Local rail transporters, however, say that the end of the Canadian Wheat Board monopoly would spell the end of shortline railroads that depend on CWB grains for 99 per cent of their cargo.

Local rail transporters, however, say that the end of the Canadian Wheat Board monopoly would spell the end of shortline railroads that depend on CWB grains for 99 per cent of their cargo. Lonny McKague of Omega-based Red Coat Road and Rail, which serves Weyburn and southern Saskatchewan, said that about 99 per cent of the producer cars are for CWB grains.

McKague predicts that if the CWB monopoly ends, the CWB will be dead within one year - and furthermore, that the shortline railways will be out of business a year after that, unless there is specific protection put in to continue to allow producer cars to be filled.

McKague said Ottawa also plans to cut the funding for the Canadian Grain Commission (which also governs the use of producer cars) in half, and those costs will in turn be passed onto farmers.

Weyburn, however, is not wholly dependent on the grain industry. It is also sharing in the oil and gas boom in southern Saskatchewan, which is expected to see a 17 per cent increase in oil drilling this year.

Much of the drilling takes place near Weyburn, where horizontal drilling has increased the life of the Weyburn-Midale oilfield by more than 30 years.

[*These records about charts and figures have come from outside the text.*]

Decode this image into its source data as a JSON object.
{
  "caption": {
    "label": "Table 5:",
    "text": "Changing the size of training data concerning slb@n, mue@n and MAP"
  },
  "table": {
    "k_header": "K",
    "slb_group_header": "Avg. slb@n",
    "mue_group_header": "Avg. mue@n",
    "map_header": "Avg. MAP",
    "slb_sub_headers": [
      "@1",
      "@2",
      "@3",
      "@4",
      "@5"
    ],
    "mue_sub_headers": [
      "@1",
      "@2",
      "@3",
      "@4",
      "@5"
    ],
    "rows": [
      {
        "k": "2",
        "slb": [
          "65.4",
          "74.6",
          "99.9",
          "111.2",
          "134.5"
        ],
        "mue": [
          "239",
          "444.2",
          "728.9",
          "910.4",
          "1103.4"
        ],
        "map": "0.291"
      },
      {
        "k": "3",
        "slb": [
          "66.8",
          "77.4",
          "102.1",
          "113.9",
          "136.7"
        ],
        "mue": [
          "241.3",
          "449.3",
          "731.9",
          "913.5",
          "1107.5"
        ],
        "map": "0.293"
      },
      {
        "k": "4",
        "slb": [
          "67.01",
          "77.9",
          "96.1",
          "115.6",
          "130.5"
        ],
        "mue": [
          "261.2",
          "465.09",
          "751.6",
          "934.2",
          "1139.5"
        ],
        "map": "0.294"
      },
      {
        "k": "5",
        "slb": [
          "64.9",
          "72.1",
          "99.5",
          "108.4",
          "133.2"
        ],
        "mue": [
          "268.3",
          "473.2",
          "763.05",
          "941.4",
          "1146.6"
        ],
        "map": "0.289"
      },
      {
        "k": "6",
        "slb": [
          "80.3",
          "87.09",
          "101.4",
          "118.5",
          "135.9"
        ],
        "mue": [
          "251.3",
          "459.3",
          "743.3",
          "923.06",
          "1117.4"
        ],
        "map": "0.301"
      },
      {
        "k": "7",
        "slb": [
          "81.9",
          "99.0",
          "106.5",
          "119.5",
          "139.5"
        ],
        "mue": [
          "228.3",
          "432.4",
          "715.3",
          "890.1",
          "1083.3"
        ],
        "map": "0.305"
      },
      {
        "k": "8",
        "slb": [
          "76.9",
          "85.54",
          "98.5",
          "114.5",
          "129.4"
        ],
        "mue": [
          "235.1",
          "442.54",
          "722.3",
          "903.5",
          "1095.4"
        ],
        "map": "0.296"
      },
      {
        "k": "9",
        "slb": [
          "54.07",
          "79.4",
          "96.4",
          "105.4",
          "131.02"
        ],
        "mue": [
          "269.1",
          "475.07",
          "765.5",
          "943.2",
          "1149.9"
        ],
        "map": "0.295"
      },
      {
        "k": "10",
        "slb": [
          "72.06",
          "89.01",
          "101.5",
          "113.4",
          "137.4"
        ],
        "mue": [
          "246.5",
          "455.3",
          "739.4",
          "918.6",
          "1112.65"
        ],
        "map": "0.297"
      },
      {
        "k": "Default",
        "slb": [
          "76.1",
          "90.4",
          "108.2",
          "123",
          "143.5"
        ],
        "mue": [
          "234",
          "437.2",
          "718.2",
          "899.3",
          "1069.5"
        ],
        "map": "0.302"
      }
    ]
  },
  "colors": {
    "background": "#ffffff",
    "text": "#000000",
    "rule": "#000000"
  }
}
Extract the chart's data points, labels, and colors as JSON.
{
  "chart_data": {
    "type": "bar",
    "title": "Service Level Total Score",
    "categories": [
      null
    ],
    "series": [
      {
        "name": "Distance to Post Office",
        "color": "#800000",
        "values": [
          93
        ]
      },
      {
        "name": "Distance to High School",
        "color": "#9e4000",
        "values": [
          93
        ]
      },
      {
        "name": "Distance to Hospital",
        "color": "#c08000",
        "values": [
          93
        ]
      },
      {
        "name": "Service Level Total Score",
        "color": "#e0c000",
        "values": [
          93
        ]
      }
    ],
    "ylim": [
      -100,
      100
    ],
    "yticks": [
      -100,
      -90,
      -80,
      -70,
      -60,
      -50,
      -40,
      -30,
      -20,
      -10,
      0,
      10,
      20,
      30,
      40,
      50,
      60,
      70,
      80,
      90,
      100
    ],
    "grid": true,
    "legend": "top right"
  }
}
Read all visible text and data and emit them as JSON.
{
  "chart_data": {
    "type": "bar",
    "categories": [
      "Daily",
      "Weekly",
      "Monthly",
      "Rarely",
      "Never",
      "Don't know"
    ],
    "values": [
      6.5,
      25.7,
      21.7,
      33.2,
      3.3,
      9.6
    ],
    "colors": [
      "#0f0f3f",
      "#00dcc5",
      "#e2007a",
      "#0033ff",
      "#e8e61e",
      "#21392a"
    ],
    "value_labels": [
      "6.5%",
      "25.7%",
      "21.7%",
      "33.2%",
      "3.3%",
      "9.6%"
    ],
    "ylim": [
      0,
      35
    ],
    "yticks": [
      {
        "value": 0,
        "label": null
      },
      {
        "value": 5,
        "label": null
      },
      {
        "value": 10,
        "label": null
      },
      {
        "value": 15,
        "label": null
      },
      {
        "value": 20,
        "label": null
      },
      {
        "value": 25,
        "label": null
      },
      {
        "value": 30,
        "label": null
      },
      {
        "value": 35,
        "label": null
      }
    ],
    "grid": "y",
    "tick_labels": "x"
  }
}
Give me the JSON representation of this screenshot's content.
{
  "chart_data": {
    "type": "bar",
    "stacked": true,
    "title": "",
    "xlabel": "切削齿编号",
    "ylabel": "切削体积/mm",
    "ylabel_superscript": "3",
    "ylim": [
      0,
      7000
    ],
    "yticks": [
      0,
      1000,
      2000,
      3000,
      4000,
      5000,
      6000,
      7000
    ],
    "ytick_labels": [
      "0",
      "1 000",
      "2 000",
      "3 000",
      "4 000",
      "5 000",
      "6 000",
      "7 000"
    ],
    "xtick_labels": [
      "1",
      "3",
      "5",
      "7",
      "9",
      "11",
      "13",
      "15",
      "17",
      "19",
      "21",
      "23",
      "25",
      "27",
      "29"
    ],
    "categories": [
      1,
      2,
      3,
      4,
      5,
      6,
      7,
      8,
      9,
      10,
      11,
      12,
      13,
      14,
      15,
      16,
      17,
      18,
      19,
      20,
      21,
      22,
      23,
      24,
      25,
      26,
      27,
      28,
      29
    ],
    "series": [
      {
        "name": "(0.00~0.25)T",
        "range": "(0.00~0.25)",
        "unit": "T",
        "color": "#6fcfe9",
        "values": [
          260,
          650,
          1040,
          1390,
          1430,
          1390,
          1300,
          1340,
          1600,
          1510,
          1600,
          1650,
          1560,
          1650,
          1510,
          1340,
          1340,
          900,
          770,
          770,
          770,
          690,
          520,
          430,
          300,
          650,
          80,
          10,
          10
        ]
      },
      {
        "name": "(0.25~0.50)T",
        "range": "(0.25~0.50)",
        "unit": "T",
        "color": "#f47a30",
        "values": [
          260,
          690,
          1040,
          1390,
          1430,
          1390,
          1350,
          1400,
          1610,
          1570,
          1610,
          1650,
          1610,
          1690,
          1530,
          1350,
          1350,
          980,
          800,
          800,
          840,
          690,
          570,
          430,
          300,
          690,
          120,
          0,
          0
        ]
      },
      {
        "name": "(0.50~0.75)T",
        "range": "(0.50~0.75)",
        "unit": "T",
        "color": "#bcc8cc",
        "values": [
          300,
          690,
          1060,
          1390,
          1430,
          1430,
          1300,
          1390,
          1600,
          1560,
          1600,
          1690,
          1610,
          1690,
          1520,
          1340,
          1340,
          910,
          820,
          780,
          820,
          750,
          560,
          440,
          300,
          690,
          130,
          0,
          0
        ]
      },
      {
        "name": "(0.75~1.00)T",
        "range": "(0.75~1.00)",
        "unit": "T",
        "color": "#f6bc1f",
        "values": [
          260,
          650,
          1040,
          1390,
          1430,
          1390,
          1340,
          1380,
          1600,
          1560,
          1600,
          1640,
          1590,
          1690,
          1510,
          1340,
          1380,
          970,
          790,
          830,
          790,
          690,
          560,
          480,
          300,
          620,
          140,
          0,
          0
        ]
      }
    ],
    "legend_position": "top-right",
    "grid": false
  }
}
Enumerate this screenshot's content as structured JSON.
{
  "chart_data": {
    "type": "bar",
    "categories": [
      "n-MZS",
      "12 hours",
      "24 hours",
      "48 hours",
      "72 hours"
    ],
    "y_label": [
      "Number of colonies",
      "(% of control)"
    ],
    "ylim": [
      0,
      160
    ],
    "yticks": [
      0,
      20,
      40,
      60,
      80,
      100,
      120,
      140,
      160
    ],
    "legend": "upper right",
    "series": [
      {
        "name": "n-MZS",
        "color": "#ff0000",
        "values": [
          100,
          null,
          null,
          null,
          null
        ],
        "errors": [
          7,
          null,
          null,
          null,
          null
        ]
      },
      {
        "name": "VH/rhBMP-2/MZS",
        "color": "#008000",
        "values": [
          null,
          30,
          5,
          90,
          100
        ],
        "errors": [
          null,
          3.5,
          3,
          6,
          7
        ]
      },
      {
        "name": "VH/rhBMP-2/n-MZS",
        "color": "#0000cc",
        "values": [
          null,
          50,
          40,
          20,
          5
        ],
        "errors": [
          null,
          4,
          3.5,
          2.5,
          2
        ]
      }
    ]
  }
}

Today, Weyburn has one of world's largest enhanced oil recovery operations and is the site of the largest geological greenhouse gas sequestration project in the world.

Weyburn has matured into more than a farm or oil town in its 109-year history, however. It is the headquarters of the Sun County Health Region, has 10 schools, six recreational facilities, three art centres and one of Saskatchewan's newest urban park developments.

Meanwhile, the oil boom has driven the residential vacancy rate to near zero, and the city is scrambling to provide more building lots to meet demand for housing.